Dans les faits, l’association prend la responsabilité de porter secours à d’autres personnes. L’Ocean Viking est par conséquent souvent « détenu » : « Le bateau est à quai, une dizaine de jours, un mois, deux mois, trois mois. Tout est bon pour nous laisser à quai. Et qu’on n’aille pas sur zone sauver des vies », déplore la jeune fille.
Et des milliers de migrants qui périssent
Les migrants partent en mer avec très peu de carburant, souvent de nuit. On leur dit qu’en quatre à cinq heures, ils ont atteint les côtes italiennes. Comme dans le film, « C’est plutôt entre trois à cinq jours de navigation. La plupart du temps, dans des bateaux gonflables qui chavirent rapidement », rapporte Manon. « La situation est telle que si on n’intervient pas, il y a peu de chance qu’ils parviennent à terre ». D’autant que les seuls bateaux de sauvetage sont ceux des ONG.
« Il n’y a plus de bateaux mandatés par l’État Italien », souligne Sandra. « C’est plus de la protection de frontière », déplore Manon. L’agence nationale de l’immigration avance le nombre de 21 000 personnes péries depuis 2015. « Mais il est largement sous-estimé », assure la représentante de SOS Méditerranée, qui milite pour une gestion plus globale du sauvetage en mer. « Cet été, on a pu sauver en une semaine plus de 600 personnes. Car toutes les opérations de sauvetage étaient centralisées par les garde-côtes italiens. Il y a juste une non volonté politique ». ♦
*Pour des raisons de sécurité, seuls les prénoms sont indiqués
Bonus. Autres questions
- Si quelqu’un est reconnu comme mineur, que lui arrive-t-il à 18 ans ?
S’ils sont reconnus comme mineur, ils sont pris en charge par l’ASE, « comme n’importe quel enfant français (besoins vitaux, scolarité, etc.) », précise Sandra. Et normalement, à l’approche de leurs 18 ans, si tout se passe bien, l’ASE leur fait un contrat jeune majeur, qui va les suivre et les protéger jusqu’à peu près 21 ans. Le temps qu’il finissent une formation diplômante et qu’ils soient autonomes.
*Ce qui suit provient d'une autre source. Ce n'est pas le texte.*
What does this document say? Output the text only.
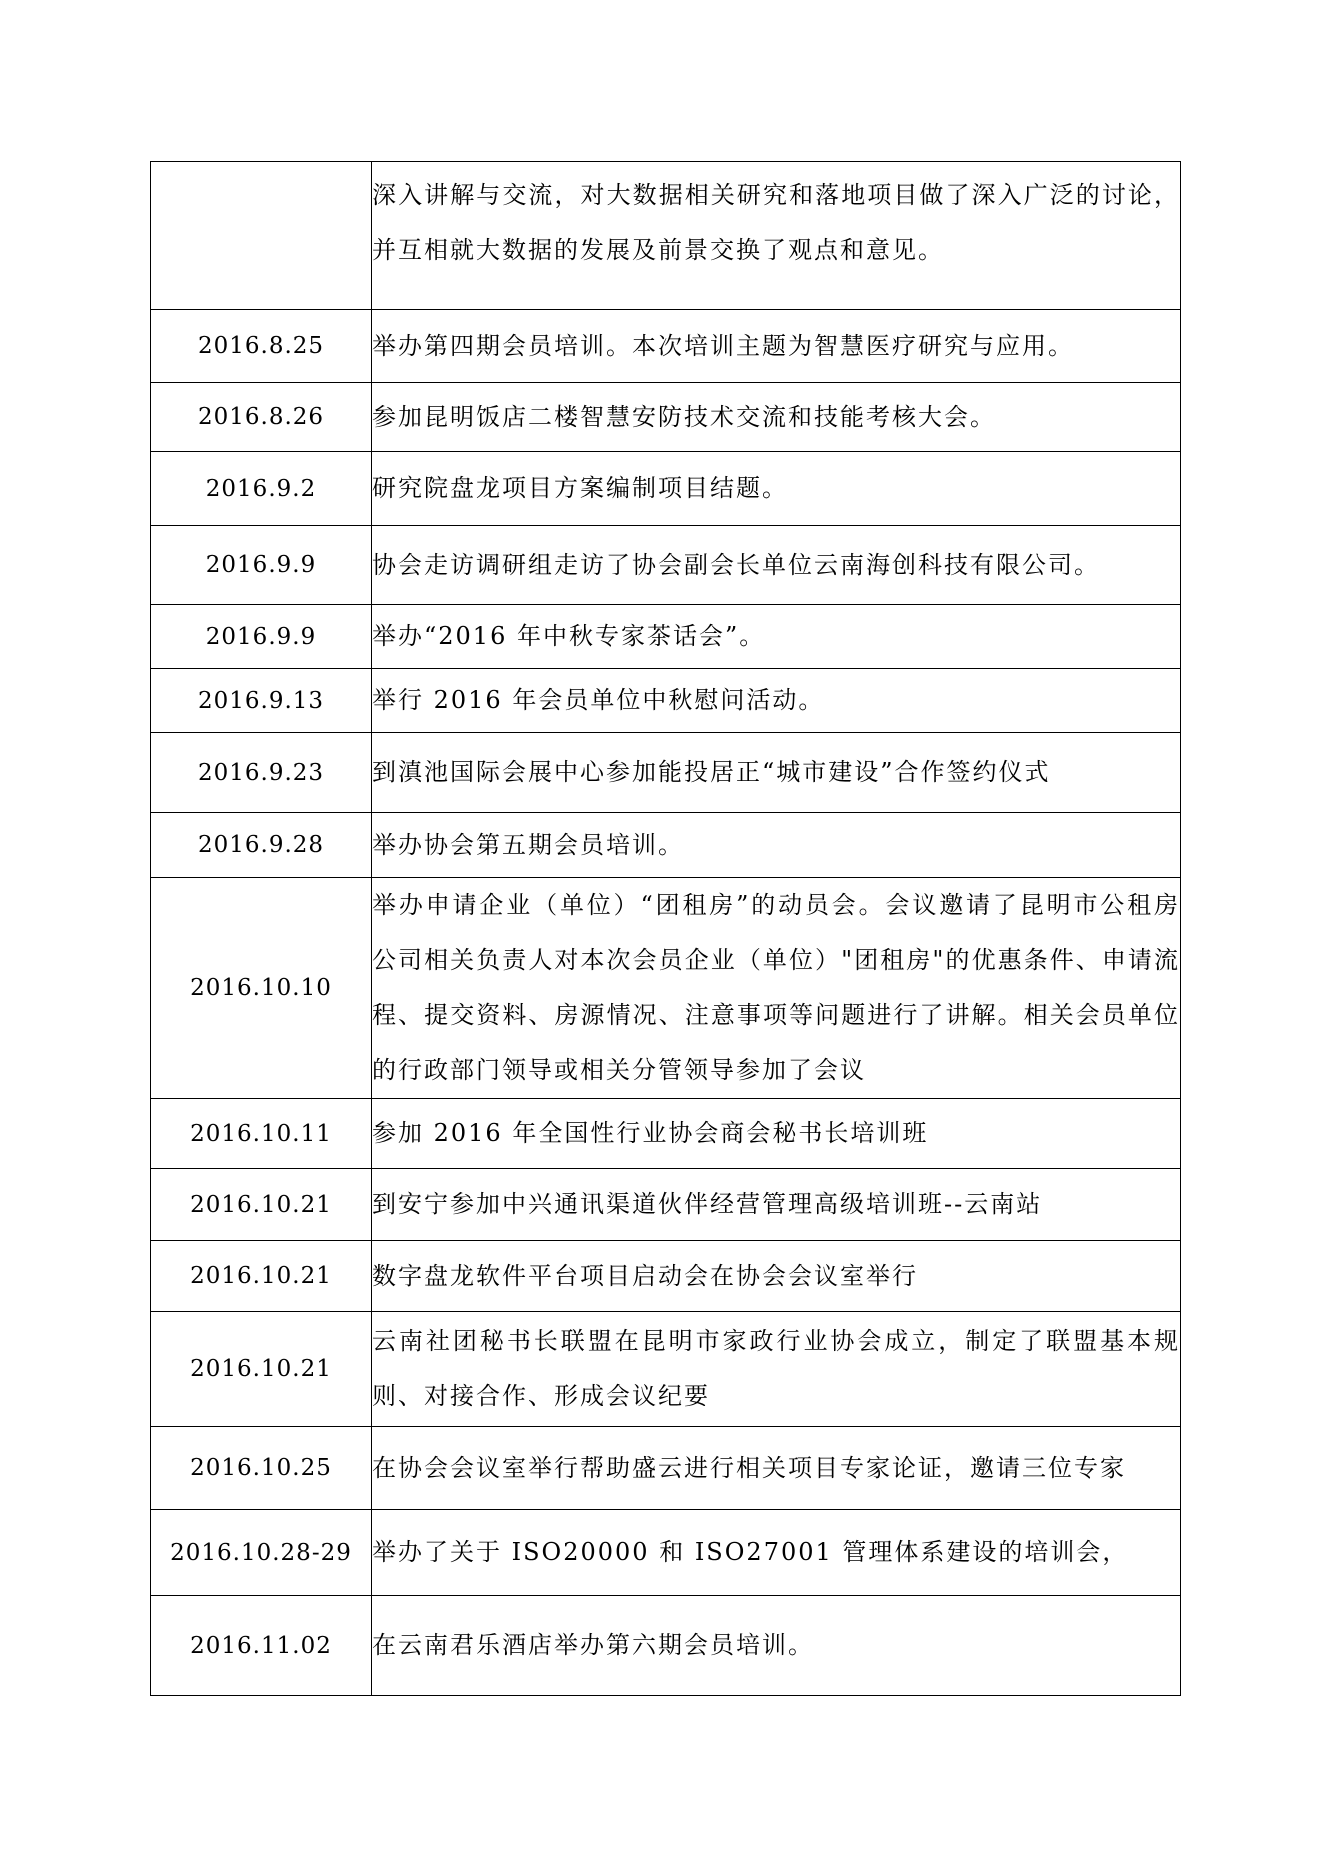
	深入讲解与交流，对大数据相关研究和落地项目做了深入广泛的讨论，并互相就大数据的发展及前景交换了观点和意见。
2016.8.25	举办第四期会员培训。本次培训主题为智慧医疗研究与应用。
2016.8.26	参加昆明饭店二楼智慧安防技术交流和技能考核大会。
2016.9.2	研究院盘龙项目方案编制项目结题。
2016.9.9	协会走访调研组走访了协会副会长单位云南海创科技有限公司。
2016.9.9	举办“2016 年中秋专家茶话会”。
2016.9.13	举行 2016 年会员单位中秋慰问活动。
2016.9.23	到滇池国际会展中心参加能投居正“城市建设”合作签约仪式
2016.9.28	举办协会第五期会员培训。
2016.10.10	举办申请企业（单位）“团租房”的动员会。会议邀请了昆明市公租房公司相关负责人对本次会员企业（单位）"团租房"的优惠条件、申请流程、提交资料、房源情况、注意事项等问题进行了讲解。相关会员单位的行政部门领导或相关分管领导参加了会议
2016.10.11	参加 2016 年全国性行业协会商会秘书长培训班
2016.10.21	到安宁参加中兴通讯渠道伙伴经营管理高级培训班--云南站
2016.10.21	数字盘龙软件平台项目启动会在协会会议室举行
2016.10.21	云南社团秘书长联盟在昆明市家政行业协会成立，制定了联盟基本规则、对接合作、形成会议纪要
2016.10.25	在协会会议室举行帮助盛云进行相关项目专家论证，邀请三位专家
2016.10.28-29	举办了关于 ISO20000 和 ISO27001 管理体系建设的培训会，
2016.11.02	在云南君乐酒店举办第六期会员培训。
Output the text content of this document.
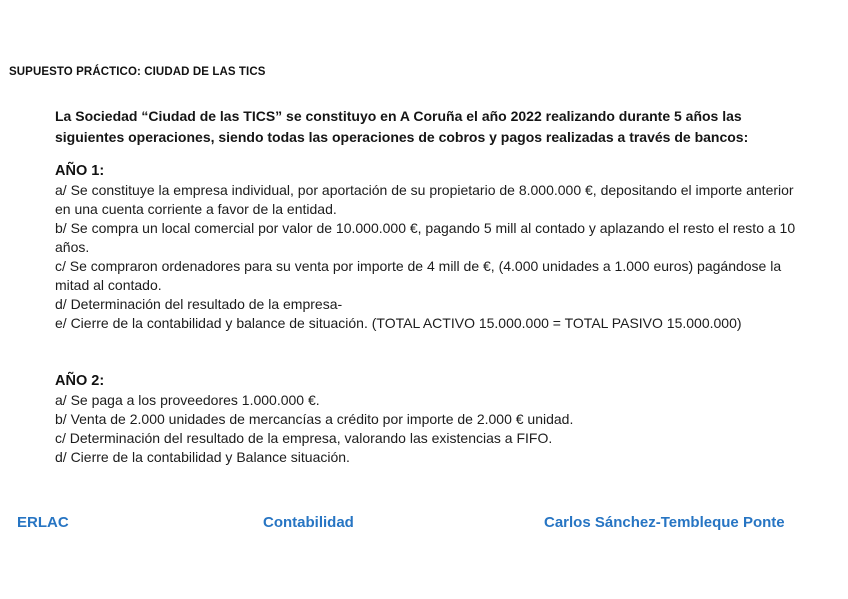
SUPUESTO PRÁCTICO: CIUDAD DE LAS TICS
La Sociedad “Ciudad de las TICS” se constituyo en A Coruña el año 2022 realizando durante 5 años las siguientes operaciones, siendo todas las operaciones de cobros y pagos realizadas a través de bancos:
AÑO 1:

a/ Se constituye la empresa individual, por aportación de su propietario de 8.000.000 €, depositando el importe anterior en una cuenta corriente a favor de la entidad.

b/ Se compra un local comercial por valor de 10.000.000 €, pagando 5 mill al contado y aplazando el resto el resto a 10 años.

c/ Se compraron ordenadores para su venta por importe de 4 mill de €, (4.000 unidades a 1.000 euros) pagándose la mitad al contado.

d/ Determinación del resultado de la empresa-

e/ Cierre de la contabilidad y balance de situación. (TOTAL ACTIVO 15.000.000 = TOTAL PASIVO 15.000.000)

AÑO 2:

a/ Se paga a los proveedores 1.000.000 €.

b/ Venta de 2.000 unidades de mercancías a crédito por importe de 2.000 € unidad.

c/ Determinación del resultado de la empresa, valorando las existencias a FIFO.

d/ Cierre de la contabilidad y Balance situación.

ERLAC	Contabilidad	Carlos Sánchez-Tembleque Ponte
À 18 ans, il y a une demande de régularisation auprès de la Préfecture, « qui peut être paradoxalement refusée ».
- Existe-t-il, en France, une forme d’esclavage, comme en Libye ?
Sandra répond que ces jeunes sont des proies faciles pour des réseaux criminels, car ils sont seuls et démunis. Mais ils y échappent « car ils ont très envie d’aller à l’école, d’apprendre un métier, d’aller travailler. Ils ont le respect des adultes, on les voit chez les hébergeants. Moi même je suis hébergeante ». Les jeunes filles sont plus facilement captées, notamment par la prostitution. Mais heureusement, « leur minorité est souvent reconnue et leur mise à l’abri immédiate » .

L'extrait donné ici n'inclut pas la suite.